Sylvester was curled up in front of the fireplace, his bobbed tail clamped down tight against his rump, his furry paws covering his nose. His whiskers stirred gently as his breath went in and out.
“That’s the first time in my life,” said Oop, “I ever saw a saber-toother have more than he could eat.”
He reached out for the bottle and shook it. It had an empty sound. He lumbered to his feet and went across the floor, knelt and raised a small door set into the floor, reaching down with his arm and searching in the space underneath the door. He brought up a glass fruit jar and set it to one side. He brought up a second fruit jar and set it beside the first. Finally he came up triumphantly with a bottle.
He put the fruit jars back and closed the door. Back at the table, he snapped the sealer off the bottle and reached out to pour drinks.
“You guys don’t want ice,” he said. “It just dilutes the booze. Besides, I haven’t any.”
He jerked a thumb back toward the door hidden in the floor. “My cache,” he said. “I keep a jug or two hid out. Some day I might break a leg or something and the doc would say I couldn’t drink…”
“Not with a broken leg,” said Ghost. “No one would object to your drinking with a broken leg.”

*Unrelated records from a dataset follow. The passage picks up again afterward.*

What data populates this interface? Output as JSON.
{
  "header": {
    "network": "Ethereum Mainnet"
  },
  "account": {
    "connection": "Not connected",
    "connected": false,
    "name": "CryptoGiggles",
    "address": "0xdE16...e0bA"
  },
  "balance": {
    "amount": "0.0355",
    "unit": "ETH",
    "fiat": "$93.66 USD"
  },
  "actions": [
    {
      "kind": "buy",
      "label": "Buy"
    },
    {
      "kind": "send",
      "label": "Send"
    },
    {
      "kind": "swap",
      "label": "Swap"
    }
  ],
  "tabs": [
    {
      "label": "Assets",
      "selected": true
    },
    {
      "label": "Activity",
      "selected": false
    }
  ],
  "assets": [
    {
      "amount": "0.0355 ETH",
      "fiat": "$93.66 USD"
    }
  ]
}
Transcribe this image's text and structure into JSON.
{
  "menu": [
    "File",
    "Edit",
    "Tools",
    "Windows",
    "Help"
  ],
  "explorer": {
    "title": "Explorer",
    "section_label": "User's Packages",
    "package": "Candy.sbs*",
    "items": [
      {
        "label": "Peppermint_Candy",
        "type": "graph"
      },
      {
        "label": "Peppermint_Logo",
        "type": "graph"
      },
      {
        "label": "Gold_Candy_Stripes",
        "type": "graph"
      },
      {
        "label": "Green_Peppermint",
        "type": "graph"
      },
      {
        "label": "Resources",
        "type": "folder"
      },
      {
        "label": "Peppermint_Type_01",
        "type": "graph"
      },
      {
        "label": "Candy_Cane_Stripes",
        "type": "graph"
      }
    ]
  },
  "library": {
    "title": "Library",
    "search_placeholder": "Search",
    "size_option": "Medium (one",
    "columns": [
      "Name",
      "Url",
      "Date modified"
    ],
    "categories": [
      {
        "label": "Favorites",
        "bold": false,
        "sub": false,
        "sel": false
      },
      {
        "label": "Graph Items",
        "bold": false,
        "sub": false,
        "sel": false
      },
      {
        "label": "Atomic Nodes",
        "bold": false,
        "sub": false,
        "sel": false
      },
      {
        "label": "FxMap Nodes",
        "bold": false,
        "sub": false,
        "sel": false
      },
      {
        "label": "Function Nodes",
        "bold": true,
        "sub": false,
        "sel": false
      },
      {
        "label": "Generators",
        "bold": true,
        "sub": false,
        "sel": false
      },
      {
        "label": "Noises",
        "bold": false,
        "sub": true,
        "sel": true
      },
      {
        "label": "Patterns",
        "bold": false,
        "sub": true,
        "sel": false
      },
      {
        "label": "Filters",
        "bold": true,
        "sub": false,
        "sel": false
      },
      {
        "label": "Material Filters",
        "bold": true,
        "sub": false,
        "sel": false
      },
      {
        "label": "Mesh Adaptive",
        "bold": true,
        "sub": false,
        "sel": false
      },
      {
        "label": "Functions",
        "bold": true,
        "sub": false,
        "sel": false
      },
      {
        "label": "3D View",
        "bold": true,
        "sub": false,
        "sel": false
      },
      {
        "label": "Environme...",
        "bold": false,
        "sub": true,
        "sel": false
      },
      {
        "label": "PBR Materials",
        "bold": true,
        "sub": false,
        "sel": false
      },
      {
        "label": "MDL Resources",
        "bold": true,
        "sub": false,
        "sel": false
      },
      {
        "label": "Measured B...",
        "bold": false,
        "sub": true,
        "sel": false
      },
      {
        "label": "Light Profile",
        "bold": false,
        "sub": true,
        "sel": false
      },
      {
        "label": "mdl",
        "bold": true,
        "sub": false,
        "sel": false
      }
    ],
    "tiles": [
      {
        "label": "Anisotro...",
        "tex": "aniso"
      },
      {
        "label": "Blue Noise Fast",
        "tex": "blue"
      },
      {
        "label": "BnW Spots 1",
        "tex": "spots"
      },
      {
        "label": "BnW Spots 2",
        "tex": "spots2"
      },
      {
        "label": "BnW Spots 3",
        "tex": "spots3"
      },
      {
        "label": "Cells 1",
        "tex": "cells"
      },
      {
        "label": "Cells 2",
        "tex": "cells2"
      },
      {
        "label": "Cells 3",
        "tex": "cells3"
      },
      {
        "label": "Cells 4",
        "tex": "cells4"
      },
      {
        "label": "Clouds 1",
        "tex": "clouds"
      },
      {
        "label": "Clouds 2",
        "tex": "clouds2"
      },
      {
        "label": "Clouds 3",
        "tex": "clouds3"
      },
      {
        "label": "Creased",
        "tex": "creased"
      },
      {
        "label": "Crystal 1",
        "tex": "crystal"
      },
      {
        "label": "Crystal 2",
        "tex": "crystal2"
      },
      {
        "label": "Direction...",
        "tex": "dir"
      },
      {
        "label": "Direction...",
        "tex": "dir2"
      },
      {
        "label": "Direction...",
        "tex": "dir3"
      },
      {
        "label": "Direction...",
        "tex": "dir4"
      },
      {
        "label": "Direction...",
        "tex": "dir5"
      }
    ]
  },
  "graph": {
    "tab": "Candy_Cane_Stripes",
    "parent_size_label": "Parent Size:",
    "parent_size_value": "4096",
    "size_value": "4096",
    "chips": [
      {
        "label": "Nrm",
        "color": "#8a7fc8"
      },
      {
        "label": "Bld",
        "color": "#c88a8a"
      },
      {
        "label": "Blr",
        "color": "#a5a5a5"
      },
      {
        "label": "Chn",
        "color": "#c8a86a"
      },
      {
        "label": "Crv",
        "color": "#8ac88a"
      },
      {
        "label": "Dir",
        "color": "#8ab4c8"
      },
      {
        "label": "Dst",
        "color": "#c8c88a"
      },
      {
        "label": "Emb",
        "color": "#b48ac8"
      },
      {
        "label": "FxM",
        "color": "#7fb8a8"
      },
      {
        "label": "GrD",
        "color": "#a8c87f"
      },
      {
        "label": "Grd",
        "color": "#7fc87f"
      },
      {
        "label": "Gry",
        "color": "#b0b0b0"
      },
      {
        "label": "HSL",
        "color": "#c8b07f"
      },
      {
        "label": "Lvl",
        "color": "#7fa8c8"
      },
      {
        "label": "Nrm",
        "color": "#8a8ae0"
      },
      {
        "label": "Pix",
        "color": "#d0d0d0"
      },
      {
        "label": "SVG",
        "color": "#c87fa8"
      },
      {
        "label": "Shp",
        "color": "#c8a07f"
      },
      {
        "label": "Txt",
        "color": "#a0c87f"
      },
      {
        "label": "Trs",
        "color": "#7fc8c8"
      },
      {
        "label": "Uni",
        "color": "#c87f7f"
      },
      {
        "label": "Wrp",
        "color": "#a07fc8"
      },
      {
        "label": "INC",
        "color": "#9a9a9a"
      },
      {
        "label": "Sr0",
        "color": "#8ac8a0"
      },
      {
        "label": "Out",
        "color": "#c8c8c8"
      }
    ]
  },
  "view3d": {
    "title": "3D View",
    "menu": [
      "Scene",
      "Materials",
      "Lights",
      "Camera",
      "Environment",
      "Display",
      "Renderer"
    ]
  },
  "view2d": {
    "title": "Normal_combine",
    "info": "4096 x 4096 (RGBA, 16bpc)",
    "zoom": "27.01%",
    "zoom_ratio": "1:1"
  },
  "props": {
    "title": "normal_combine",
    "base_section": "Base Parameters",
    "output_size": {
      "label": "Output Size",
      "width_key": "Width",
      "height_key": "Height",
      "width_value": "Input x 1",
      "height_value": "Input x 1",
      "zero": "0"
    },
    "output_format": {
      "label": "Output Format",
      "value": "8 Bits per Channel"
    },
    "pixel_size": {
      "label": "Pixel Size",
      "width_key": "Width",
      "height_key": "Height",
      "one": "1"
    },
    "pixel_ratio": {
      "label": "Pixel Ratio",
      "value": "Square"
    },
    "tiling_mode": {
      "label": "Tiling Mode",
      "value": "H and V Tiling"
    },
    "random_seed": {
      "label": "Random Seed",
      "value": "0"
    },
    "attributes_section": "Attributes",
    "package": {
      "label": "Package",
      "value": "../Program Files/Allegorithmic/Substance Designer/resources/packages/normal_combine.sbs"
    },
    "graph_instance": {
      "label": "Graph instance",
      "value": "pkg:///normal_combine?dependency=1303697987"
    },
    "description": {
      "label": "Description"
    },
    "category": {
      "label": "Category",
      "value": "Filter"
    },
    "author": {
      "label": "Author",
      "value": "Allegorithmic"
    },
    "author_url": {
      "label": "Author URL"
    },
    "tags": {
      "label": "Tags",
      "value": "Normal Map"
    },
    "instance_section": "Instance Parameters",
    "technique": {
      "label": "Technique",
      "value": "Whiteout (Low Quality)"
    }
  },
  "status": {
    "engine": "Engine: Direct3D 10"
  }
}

“Well, then, something else,” said Oop.
They sat contentedly with their drinks, Ghost staring at the fire. Outside a rising wind worried at the shack.
“I’ve never had a better meal,” said Carol. “First time I ever cooked my own steak stuck on a stick above an open fire.”
Oop belched contentedly. “That’s the way we did it back in the Old Stone Age. That, or eat it raw, like the saber-toother. We didn’t have no stoves or ovens or fancy things like that.”
“I have the feeling,” said Maxwell, “that it would be better not to ask, but where did you get that rack of ribs? I imagine all the butcher shops were closed.”
“Well, they were,” admitted Oop, “but there was this one and on the back door it had this itty bitty padlock.…”
“Someday,” said Ghost, “you’ll get into trouble.”
Oop shook his head. “I don’t think so. Not this time. Primal necessity-no, I guess that’s not the phrase. When a man is hungry he has a right to food anywhere he finds it. That was the law back in prehistoric days. I imagine you still might make a case of it in a court of law. Besides, tomorrow I’ll go back and explain what happened. By the way,” he said to Maxwell, “have you any money?”